A ham shank -- more accurately known as a pork shank -- is a bone-in cut from the front leg. Although it's often referred to as a ham hock, hocks are a different cut and are typically cured, whereas shanks are often available fresh. Pork shanks are inexpensive and flavorful, though Food & Wine writer Tim Love cautions they'll turn out unpleasantly chewy unless they're cooked slowly in liquid. Pork shanks are high in fat: Eat them only occasionally and in moderation.
Season the pork shank all over with salt, pepper and your choice of seasonings, such as minced garlic cloves or chopped fresh herbs like rosemary.

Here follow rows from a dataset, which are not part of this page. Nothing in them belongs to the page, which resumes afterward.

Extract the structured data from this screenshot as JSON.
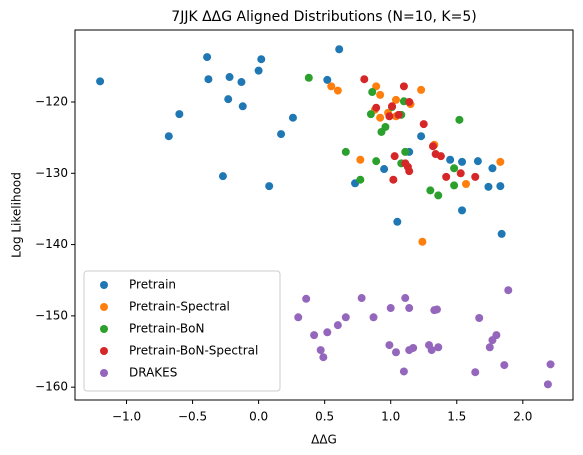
{
  "chart_data": {
    "type": "scatter",
    "title": "7JJK ΔΔG Aligned Distributions (N=10, K=5)",
    "x_label": "ΔΔG",
    "y_label": "Log Likelihood",
    "xlim": [
      -1.39,
      2.38
    ],
    "ylim": [
      -161.8,
      -109.9
    ],
    "xticks": [
      {
        "value": -1,
        "label": "−1.0"
      },
      {
        "value": -0.5,
        "label": "−0.5"
      },
      {
        "value": 0,
        "label": "0.0"
      },
      0.5,
      {
        "value": 1,
        "label": "1.0"
      },
      1.5,
      {
        "value": 2,
        "label": "2.0"
      }
    ],
    "yticks": [
      {
        "value": -120,
        "label": "−120"
      },
      {
        "value": -130,
        "label": "−130"
      },
      {
        "value": -140,
        "label": "−140"
      },
      {
        "value": -150,
        "label": "−150"
      },
      {
        "value": -160,
        "label": "−160"
      }
    ],
    "legend": "lower left",
    "series": [
      {
        "name": "Pretrain",
        "color": "#1f77b4",
        "x": [
          -1.2,
          -0.39,
          -0.38,
          -0.6,
          -0.68,
          -0.22,
          -0.13,
          -0.23,
          -0.12,
          -0.27,
          0.02,
          0.0,
          0.08,
          0.17,
          0.26,
          0.52,
          0.61,
          0.73,
          0.95,
          1.05,
          1.23,
          1.45,
          1.54,
          1.66,
          1.77,
          1.74,
          1.83,
          1.54,
          1.84,
          1.14
        ],
        "values": [
          -117.1,
          -113.7,
          -116.8,
          -121.7,
          -124.8,
          -116.5,
          -117.2,
          -119.6,
          -120.6,
          -130.4,
          -114.0,
          -115.6,
          -131.8,
          -124.5,
          -122.2,
          -116.9,
          -112.6,
          -131.4,
          -129.4,
          -136.8,
          -124.8,
          -128.1,
          -128.4,
          -128.3,
          -129.3,
          -131.9,
          -131.8,
          -135.2,
          -138.5,
          -127.0
        ]
      },
      {
        "name": "Pretrain-Spectral",
        "color": "#ff7f0e",
        "x": [
          0.55,
          0.6,
          0.77,
          0.89,
          0.92,
          0.88,
          0.92,
          0.98,
          1.04,
          1.04,
          1.23,
          1.24,
          1.33,
          1.57,
          1.83,
          1.15
        ],
        "values": [
          -117.8,
          -118.4,
          -128.1,
          -117.8,
          -119.0,
          -121.1,
          -122.2,
          -121.5,
          -122.0,
          -119.7,
          -118.3,
          -139.6,
          -126.0,
          -131.5,
          -128.4,
          -120.3
        ]
      },
      {
        "name": "Pretrain-BoN",
        "color": "#2ca02c",
        "x": [
          0.38,
          0.66,
          0.77,
          0.86,
          0.85,
          0.89,
          0.93,
          0.96,
          1.01,
          1.08,
          1.08,
          1.1,
          1.11,
          1.3,
          1.36,
          1.48,
          1.52,
          1.48
        ],
        "values": [
          -116.6,
          -127.0,
          -130.9,
          -118.6,
          -121.7,
          -128.3,
          -124.2,
          -123.5,
          -120.7,
          -121.8,
          -128.6,
          -119.9,
          -127.0,
          -132.4,
          -133.1,
          -131.7,
          -122.5,
          -129.3
        ]
      },
      {
        "name": "Pretrain-BoN-Spectral",
        "color": "#d62728",
        "x": [
          0.8,
          0.89,
          0.99,
          1.01,
          1.02,
          1.03,
          1.06,
          1.1,
          1.14,
          1.11,
          1.13,
          1.14,
          1.25,
          1.32,
          1.34,
          1.38,
          1.42,
          1.53,
          1.64
        ],
        "values": [
          -116.8,
          -120.8,
          -122.0,
          -120.6,
          -130.9,
          -127.6,
          -121.8,
          -117.8,
          -120.0,
          -128.6,
          -129.1,
          -129.7,
          -123.1,
          -126.2,
          -127.3,
          -127.6,
          -130.5,
          -130.0,
          -130.5
        ]
      },
      {
        "name": "DRAKES",
        "color": "#9467bd",
        "x": [
          0.36,
          0.3,
          0.42,
          0.47,
          0.49,
          0.52,
          0.6,
          0.66,
          0.78,
          0.87,
          1.0,
          0.99,
          1.04,
          1.11,
          1.14,
          1.14,
          1.1,
          1.17,
          1.29,
          1.31,
          1.33,
          1.35,
          1.36,
          1.64,
          1.67,
          1.75,
          1.77,
          1.8,
          1.86,
          1.89,
          2.19,
          2.21
        ],
        "values": [
          -147.6,
          -150.2,
          -152.7,
          -154.8,
          -155.8,
          -152.3,
          -151.3,
          -150.2,
          -147.5,
          -150.2,
          -148.9,
          -154.1,
          -155.1,
          -147.5,
          -148.9,
          -154.8,
          -157.8,
          -154.5,
          -154.1,
          -154.8,
          -149.2,
          -149.1,
          -154.4,
          -157.9,
          -150.3,
          -154.4,
          -153.4,
          -152.7,
          -156.9,
          -146.4,
          -159.6,
          -156.8
        ]
      }
    ]
  }
}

Heat olive oil in a Dutch oven or a large, oven-safe pot, using approximately 4 tablespoons of oil for one 1 1/2- to 2-pound pork shank. Add the pork shank and brown it on all sides for approximately 15 minutes, using tongs to turn the meat.
Push the pork shank to the side of the pot and add chopped onions and chunked vegetables such as onions, carrots or celery, if desired. Saute the vegetables briefly. Arrange the vegetables evenly around the pork shank.
Pour in approximately 2 cups of liquid for a 1 1/2- to 2-pound pork shank, choosing from wine, broth, beer, water or a combination. Put the pot's lid in place, or cover the pot securely with aluminum foil.
Place the covered pot into an oven that has been heated to 325 degrees Fahrenheit. Allow the pork shank and vegetables to cook for approximately three hours, using the tongs to turn the shank over halfway through the cooking time.
Remove the pot from the oven when the meat is tender and a meat thermometer inserted into the thickest part of the shank registers at least 145 degrees Fahrenheit.
Discard the bone and serve the meat and vegetables with whole-wheat pasta, polenta or brown rice.